Take ‘Em Down Cville, the Charlottesville affiliate of Monumental Justice Virginia, a statewide coalition that lobbied for local control over Confederate monuments, said that passage and signing of this bill is a milestone to celebrate:

“Two days after the 155th anniversary of Union victory at Appomattox, Virginia is replacing the Lost Cause with the New Dominion: an inclusive Commonwealth.” - Jalane Schmidt, Associate Professor of Religious Studies at the University of Virginia, scholar-activist

“The signing of this landmark legislation is a monumental step in the direction of telling a fuller story of who we are. These Confederate monuments and other symbols of the Lost Cause should no longer control the narrative. No more odes to white supremacy and oppression.” - Zyahna Bryant, who in 2016 as a Charlottesville High School student started the petition to remove Confederate statues in Charlottesville’s downtown parks.

“The Governor’s signing marks another significant step towards the end of what has been an incredible journey. This brings to fruition the work put in by so many wonderful and talented people, many of whom I have been blessed to work with and come know personally. This doesn’t mark the end of the journey, for there is still much work left to do. This day is simply another step on the multi-rung ladder towards racial equity, as we continue to dismantle the evilness of white supremacy.” - Don Gathers, co-chair of Charlottesville’s Blue Ribbon Commission on Race, Memorials and Public Spaces (BRC), a city-council appointed advisory board which held public hearings for six months in 2016

“It has been a painfully long haul but I am grateful that we finally have the legal ability to remove these racist relics from our public spaces. These Civil War Participation Trophies commemorate a failed white supremacist slaveocracy that destroyed black people’s lives by theft, violence, and extraction only to perversely glorify those horrors as heroic acts. The time to idolize white supremacy in statuary or deed is long past. This bill is the first step to building racial justice and repair for Virginia." - Dr. Lisa Woolfork, Associate Professor of English at the University of Virginia

“For those who understand how Confederate monuments, of any kind, perpetuate white supremacist ideology, it is gratifying that these four years of education and perseverance on the part of so many, have culminated in the signing of this bill by Governor Northam.” - Dr. Andrea Douglas, an art historian and the Executive Director of the Jefferson School African American Heritage Center, who served on Charlottesville’s Blue Ribbon Commission on Race, Memorials and Public Spaces (BRC)
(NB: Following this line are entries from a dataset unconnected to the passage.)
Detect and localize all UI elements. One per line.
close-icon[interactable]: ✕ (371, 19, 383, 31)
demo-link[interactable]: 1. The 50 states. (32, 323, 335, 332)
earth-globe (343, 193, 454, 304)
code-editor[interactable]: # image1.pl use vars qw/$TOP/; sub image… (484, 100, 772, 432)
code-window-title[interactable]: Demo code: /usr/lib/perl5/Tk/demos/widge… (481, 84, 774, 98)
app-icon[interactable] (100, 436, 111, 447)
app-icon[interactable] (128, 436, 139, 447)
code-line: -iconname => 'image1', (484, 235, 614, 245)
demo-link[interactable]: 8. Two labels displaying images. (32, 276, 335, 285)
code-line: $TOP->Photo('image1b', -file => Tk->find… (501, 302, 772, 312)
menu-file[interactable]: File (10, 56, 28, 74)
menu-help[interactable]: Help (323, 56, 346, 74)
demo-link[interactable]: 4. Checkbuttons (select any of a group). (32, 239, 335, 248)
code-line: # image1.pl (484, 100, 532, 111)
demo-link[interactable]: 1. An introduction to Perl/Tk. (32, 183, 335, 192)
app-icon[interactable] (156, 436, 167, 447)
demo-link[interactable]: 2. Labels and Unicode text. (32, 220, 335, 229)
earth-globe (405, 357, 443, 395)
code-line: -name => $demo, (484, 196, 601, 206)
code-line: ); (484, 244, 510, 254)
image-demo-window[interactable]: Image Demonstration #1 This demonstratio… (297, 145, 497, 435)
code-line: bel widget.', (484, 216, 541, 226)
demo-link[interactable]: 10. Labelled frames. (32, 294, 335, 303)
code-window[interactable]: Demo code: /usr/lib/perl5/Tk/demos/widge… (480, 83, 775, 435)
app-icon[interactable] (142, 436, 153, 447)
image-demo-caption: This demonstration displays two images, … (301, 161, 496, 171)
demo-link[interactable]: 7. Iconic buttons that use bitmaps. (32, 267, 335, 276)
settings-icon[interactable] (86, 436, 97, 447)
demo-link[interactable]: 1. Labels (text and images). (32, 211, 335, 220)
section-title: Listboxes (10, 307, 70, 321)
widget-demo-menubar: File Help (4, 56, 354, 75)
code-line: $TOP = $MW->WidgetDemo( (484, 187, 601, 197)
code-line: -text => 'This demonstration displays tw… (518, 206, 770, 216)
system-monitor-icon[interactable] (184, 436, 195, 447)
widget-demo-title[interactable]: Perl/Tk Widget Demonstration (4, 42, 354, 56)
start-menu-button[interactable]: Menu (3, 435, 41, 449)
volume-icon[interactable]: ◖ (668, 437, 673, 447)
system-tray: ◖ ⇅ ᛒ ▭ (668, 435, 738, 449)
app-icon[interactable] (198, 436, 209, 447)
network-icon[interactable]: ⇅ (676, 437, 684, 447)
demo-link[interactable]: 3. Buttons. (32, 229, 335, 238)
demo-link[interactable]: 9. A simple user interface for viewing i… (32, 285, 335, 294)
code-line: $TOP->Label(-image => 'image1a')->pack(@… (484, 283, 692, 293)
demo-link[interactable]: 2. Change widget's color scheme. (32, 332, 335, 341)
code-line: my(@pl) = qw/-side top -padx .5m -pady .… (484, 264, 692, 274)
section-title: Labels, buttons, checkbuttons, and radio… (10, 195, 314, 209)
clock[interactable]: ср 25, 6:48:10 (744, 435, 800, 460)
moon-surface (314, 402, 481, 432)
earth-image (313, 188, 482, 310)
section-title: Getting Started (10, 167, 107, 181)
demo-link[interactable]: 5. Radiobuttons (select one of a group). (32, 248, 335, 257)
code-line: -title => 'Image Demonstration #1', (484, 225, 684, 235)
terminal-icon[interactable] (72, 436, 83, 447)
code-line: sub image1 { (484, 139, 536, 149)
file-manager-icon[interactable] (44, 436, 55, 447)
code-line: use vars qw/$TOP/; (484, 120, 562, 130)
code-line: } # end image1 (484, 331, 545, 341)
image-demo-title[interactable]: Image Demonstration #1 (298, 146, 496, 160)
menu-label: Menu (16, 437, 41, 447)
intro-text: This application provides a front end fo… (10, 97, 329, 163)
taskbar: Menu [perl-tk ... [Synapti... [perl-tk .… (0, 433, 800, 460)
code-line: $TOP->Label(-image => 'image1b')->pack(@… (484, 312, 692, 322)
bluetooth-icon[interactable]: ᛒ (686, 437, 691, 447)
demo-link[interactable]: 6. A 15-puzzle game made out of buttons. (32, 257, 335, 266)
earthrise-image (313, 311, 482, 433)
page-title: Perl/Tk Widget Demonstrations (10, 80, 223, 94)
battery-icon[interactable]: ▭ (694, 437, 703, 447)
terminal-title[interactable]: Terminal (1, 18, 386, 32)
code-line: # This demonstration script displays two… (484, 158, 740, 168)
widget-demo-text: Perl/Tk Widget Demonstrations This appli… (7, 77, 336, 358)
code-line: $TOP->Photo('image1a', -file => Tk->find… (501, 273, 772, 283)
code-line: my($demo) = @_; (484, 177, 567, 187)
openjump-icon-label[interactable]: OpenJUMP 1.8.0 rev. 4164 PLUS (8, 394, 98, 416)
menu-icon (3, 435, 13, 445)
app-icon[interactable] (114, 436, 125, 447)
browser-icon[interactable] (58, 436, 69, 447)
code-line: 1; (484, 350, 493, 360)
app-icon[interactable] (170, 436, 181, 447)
“Local communities now will be able to help their public spaces reflect the values they hold today, rather than the Lost Cause of the Confederacy, which fought to maintain the enslavement of their neighbors. It’s a great day in Virginia.Kristin Szakos, former Vice-Mayor (2012-2013) and member of the Charlottesville City Council (2010-2017)

A version of the bill was introduced by Charlottesville’s representatives in the Virginia General Assembly, Delegate Sally Hudson (D-57th District) and Senator Creigh Deeds (D-25th District), and was eventually carried by Sen. Mamie Locke (D-Hampton) and Del. Delores McQuinn (D-Richmond).

Take ’Em Down Cville is made up of Charlottesville and Albemarle County residents who believe that statues honoring the Confederate Lost Cause are really monuments to the cause of white supremacy and have no place in our community’s public spaces. As long as these statues continue to stand, they send the message that white supremacy is welcome here, and – as evidenced by the violence they inspired in August 2017 – pose a real and continuing danger to our community. (@TakeEmDownCharlottesville on Facebook; @TakeEmDownCVL on Twitter)

Monumental Justice Virginia is a statewide movement of Virginians who believe that local communities should be able to make local decisions about the Confederate statues in their public spaces: after the violent 2017 national gathering of white supremacists in Charlottesville it is crystal clear that localities must be able to act to protect their citizens and deal with these monuments as they see fit.